Standing next to the album in which the polymath’s 87 anatomical works first appeared, Martyn outlined its provenance. Leonardo da Vinci (1452-1519) intended to publish the anatomical drawings in his lifetime, but he was notoriously unreliable when it came to finishing projects, and he also encountered legal obstacles.
In the end, Andreas Vesalius (1514-1564) claimed the credit for publishing the first modern anatomical treatise, when he published De humani corporis fabrica (On the Structure of the Human Body) in 1543.
After da Vinci’s death, his works were bequeathed to his favourite pupil, Francesco Melzi (c.1491-1570). Following Melzi’s death, his heirs sold the drawings to sculptor Pompeo Leoni (c.1533–1608), son of Leone Leoni (c.1509-1590), who bound the artworks into several albums. The album containing the anatomical drawings was titled Disegni di Leonardo da Vinci restaurati da Pompeo Leoni (Drawings by Leonardo da Vinci, preserved by Pompeo Leoni).
It was Thomas Howard, 21st Earl of Arundel (1585-1646), who brought the drawings to England, after a Grand Tour with architect Inigo Jones (1573-1652) in the early 17th century. Later, during the reign of Charles II, the drawings entered the Royal Collection but weren’t published until around 1900, when they began to be removed from the album. Only then was Leonardo’s anatomical work fully appreciated.
The drawings are annotated with Leonardo’s peculiar mirror-image writing – he was left handed, and didn’t want to smear his ink. The annotations were for his own benefit, rather than being intended to publication. If you purchases the iPad App that accompanies the exhibition, you’ll get full translations of these notes.
In general, Leonardo’s anatomical drawings were made only partly in light of human dissection. About thirty human cadavers were used, but he was just as influenced by animal dissection, and the prevailing Aristotelian and Galenic paradigms, so the illustrations were often an amalgam of several mindsets. Only with close examination of the drawings can scholars of medical history determine what genuinely new discoveries were made.
For Leonardo, the veins and arteries were entirely separate – a false notion inherited from antiquity, which he accepted until the end. He thought veins arose in the liver, and arteries in the heart. It was over a century before Englishman William Harvey (1578-1657) wrote about the circulation of the blood in 1628, and later still before microscopists could confirm this radical departure from orthodoxy. On the other hand, Leonardo didn’t seem to have much time for the prevailing four humours theory of disease, and his notes barely referred to them.
Leonardo started his anatomy drawings well before he dissected human corpses. The first series dates from about 1489 (where he drew from skulls, and from animals such as bears), whereas his human dissections date from 1507-1513. The original impetus was the hope that anatomical knowledge would inform a ‘science’ of painting (for example, the study of musculature), together with optics, perspective, atmospheric chemistry of pigments, and so on. It quickly became apparent that anatomy was a vast subject, and required a separate treatise.

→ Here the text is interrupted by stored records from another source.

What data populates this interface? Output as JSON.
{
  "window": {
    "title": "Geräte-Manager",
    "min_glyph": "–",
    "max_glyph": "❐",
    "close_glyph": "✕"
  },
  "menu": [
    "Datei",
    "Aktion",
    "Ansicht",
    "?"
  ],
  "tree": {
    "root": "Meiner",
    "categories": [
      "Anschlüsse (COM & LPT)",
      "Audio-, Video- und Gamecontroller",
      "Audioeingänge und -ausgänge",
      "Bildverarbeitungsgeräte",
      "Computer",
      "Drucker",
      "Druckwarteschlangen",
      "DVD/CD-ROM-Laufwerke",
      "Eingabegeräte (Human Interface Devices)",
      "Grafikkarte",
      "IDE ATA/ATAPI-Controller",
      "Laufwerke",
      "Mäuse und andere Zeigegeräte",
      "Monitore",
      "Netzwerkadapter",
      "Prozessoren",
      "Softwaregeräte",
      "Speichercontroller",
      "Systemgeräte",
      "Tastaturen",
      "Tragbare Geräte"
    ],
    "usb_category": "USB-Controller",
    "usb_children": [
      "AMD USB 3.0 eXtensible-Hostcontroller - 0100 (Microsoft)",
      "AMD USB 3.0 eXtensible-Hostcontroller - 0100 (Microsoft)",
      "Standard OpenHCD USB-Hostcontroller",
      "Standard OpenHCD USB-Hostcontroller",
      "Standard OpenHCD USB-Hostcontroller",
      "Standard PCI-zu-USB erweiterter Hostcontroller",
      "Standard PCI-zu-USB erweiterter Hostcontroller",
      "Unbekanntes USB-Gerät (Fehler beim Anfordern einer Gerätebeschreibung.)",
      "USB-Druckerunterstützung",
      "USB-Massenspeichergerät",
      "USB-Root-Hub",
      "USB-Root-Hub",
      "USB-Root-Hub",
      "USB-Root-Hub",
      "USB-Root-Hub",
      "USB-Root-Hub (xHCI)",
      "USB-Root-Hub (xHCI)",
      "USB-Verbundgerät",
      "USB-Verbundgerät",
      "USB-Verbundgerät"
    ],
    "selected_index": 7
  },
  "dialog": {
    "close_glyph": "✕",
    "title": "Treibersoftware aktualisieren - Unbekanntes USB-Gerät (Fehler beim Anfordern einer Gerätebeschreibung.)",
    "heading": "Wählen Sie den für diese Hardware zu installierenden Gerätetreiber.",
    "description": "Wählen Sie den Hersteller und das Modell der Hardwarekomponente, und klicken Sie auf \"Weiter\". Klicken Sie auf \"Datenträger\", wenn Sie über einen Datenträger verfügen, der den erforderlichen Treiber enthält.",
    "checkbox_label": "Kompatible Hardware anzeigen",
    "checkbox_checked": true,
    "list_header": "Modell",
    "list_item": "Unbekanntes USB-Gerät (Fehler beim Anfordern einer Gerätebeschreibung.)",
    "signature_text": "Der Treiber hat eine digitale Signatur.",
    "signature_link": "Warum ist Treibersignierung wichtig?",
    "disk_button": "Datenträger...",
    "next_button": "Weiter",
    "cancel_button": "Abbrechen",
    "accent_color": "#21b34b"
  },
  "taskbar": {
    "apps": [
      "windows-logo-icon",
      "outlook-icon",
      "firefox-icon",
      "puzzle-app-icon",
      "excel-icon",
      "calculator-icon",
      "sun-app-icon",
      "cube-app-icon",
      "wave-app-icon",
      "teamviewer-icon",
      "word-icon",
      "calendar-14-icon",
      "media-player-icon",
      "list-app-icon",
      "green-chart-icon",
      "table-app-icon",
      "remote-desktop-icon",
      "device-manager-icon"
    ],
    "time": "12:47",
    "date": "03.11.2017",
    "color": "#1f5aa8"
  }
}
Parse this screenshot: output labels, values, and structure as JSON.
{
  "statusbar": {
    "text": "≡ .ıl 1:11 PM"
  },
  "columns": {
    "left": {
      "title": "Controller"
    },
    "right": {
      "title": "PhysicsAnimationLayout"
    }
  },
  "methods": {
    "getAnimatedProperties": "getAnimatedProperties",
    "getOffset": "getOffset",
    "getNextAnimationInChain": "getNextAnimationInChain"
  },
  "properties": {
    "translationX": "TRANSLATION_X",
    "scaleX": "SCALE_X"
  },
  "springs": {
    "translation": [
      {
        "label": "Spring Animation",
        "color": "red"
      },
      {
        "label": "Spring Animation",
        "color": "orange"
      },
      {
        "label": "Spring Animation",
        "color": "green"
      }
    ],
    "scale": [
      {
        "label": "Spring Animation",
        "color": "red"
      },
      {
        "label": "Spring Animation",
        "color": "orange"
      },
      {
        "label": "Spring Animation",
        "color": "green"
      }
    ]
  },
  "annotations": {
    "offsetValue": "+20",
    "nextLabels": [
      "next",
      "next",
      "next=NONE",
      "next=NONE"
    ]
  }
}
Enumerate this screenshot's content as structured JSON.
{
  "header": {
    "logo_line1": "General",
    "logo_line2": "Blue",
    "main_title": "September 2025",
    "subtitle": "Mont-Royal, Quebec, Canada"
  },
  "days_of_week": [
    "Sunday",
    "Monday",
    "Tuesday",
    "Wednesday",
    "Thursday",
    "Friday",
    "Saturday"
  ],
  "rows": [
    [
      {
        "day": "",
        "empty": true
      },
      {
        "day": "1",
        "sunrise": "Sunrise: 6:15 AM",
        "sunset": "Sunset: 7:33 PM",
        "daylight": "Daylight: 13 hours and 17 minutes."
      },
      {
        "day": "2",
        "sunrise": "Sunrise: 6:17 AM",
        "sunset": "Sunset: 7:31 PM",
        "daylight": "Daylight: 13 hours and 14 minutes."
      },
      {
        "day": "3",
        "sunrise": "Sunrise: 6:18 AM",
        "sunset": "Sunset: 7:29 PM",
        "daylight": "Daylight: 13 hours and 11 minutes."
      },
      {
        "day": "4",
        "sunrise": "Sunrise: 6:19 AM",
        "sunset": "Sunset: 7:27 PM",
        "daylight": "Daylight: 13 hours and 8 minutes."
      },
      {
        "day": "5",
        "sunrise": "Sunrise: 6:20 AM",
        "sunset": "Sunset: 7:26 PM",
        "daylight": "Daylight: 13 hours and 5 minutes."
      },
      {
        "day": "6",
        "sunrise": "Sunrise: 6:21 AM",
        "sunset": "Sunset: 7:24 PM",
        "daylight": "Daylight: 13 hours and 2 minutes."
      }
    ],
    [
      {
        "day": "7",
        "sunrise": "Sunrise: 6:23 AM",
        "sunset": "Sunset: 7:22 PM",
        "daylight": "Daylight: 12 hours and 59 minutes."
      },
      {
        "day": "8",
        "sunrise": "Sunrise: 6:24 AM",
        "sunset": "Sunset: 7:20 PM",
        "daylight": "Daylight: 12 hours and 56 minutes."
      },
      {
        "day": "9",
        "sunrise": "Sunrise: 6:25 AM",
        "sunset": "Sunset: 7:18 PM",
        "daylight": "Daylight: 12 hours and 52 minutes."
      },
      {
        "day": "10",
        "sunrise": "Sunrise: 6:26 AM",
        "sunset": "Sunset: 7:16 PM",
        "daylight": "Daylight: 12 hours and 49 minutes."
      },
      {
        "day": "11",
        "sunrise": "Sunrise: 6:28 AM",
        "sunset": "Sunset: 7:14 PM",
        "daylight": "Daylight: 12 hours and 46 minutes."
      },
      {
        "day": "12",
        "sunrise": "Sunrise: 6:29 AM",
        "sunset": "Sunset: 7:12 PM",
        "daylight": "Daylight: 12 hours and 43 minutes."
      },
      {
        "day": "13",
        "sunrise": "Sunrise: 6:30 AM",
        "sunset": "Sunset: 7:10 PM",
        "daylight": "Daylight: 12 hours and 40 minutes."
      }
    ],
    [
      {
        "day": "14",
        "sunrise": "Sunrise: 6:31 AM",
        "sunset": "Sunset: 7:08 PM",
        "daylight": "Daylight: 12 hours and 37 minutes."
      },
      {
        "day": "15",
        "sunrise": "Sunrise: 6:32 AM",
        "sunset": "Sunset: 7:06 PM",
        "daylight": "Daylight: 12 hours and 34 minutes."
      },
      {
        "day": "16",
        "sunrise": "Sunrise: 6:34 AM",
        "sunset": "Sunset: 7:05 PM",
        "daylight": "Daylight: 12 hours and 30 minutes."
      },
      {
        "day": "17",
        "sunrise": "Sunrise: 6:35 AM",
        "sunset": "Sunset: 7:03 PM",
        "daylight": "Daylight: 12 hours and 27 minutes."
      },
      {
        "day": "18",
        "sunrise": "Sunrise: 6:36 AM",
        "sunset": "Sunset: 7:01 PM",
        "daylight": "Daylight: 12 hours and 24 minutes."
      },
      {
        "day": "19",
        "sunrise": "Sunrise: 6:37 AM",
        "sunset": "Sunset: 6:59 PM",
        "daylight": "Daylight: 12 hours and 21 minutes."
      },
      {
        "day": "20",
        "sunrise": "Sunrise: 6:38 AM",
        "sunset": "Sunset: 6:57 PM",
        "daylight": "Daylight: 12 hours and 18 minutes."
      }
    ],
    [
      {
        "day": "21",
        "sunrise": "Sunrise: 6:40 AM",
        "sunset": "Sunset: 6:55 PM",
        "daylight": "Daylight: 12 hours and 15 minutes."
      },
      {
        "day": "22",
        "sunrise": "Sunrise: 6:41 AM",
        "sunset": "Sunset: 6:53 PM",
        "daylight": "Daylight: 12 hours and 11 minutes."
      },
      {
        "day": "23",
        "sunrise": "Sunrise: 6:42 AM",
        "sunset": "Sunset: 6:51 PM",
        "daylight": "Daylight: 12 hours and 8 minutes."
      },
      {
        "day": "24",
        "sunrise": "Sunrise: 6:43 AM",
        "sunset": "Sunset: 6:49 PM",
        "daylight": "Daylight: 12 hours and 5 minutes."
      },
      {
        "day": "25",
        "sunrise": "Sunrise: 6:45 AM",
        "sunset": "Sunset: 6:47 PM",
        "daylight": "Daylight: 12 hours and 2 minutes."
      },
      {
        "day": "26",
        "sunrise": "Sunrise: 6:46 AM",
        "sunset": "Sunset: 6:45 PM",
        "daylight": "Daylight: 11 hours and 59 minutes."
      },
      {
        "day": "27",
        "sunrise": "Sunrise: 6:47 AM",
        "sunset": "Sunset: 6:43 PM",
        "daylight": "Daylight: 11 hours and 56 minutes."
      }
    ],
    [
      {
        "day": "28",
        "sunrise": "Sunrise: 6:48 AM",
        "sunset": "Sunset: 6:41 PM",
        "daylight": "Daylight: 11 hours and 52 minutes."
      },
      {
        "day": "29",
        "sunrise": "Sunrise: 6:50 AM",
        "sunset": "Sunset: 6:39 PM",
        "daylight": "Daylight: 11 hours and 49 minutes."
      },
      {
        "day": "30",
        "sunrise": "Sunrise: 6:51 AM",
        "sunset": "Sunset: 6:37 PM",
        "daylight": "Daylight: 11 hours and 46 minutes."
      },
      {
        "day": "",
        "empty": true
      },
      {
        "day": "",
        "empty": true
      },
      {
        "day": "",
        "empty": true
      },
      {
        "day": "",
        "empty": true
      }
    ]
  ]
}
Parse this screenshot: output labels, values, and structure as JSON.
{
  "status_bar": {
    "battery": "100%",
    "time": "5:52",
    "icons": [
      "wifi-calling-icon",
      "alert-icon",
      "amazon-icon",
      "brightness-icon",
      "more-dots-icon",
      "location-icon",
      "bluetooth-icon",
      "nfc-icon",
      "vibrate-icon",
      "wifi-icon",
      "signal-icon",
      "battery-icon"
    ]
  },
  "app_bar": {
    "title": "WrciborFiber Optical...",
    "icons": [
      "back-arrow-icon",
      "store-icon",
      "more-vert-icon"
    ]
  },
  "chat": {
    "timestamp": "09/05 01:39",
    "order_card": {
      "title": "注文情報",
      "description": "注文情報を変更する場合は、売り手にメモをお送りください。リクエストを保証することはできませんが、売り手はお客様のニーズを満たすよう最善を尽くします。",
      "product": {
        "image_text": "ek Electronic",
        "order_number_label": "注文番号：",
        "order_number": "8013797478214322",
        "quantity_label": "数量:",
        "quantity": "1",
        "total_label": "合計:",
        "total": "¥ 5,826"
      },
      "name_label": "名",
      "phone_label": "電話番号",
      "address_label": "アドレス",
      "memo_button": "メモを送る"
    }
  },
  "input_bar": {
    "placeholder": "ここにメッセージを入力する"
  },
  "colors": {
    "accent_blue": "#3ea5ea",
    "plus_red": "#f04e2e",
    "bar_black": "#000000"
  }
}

When Leonardo attempted a ‘proportional’ approach to anatomy, he produced his most famous drawing of all, the Vitruvian Man (not in the exhibition). While it remains an iconic image, this line of investigation didn’t produce any real breakthroughs in the reproduction of the human form.
The proportions of the head, and a standing nude, c. 1490; The head of Judas, c. 1495
The first room of the exhibition is filled with Leonardo’s studies from his first foray into anatomy, which petered out in the mid-1490s when he was commissioned to do The Last Supper in Milan.
The second room shows how Leonardo took up his medical investigations again, some 12 years later in 1507, when he began to have access to fresh cadavers. The Battle of Anghiari painting, in the Salone dei Cinquecento in Venice, prompted a return to anatomy and some related drawings are here.
Martyn Clayton told us that one of the most significant documents in the exhibition is the Anatomical Manuscript B, which summarises the autopsy of a centenarian. It’s the first known record of a diagnosis of death by coronary blockage, cirrhosis of the liver, and narrowing of the arteries. The actual dissection notes (now lost) were worked up into fair copies, which are on display.
A famous drawing from 1509 – 10 attempted to show all the internal organs of a woman, except the gastrointestinal tract. There is a two-chambered heart with only ventricles, as well liver, spleen, and kidneys. However, the uterus – depicted with seven chambers, following Aristotle, and suspended by massive ligaments transcribed from a cow – is bizarrely inaccurate. Since executed criminals tended to be male, female parts were often derived from animals instead.
Since antiquity, it was believed that the brain consisted of three bulbous ventricles aligned in a row, which housed the faculties of imagination, memory and reasoning. Leonardo’s techniques for dissecting the brain were sophisticated – he poured molten wax into its base, flooding the cerebral ventricles, the first time such a technique was used. However, the ventricles weren’t as tradition said they were, and the brain was too soft to make out distinct structure. There also appeared to be no nerves originating from the ventricles. Leonardo may have concluded that the brain was too complex to understand, as he abandoned further investigation into it.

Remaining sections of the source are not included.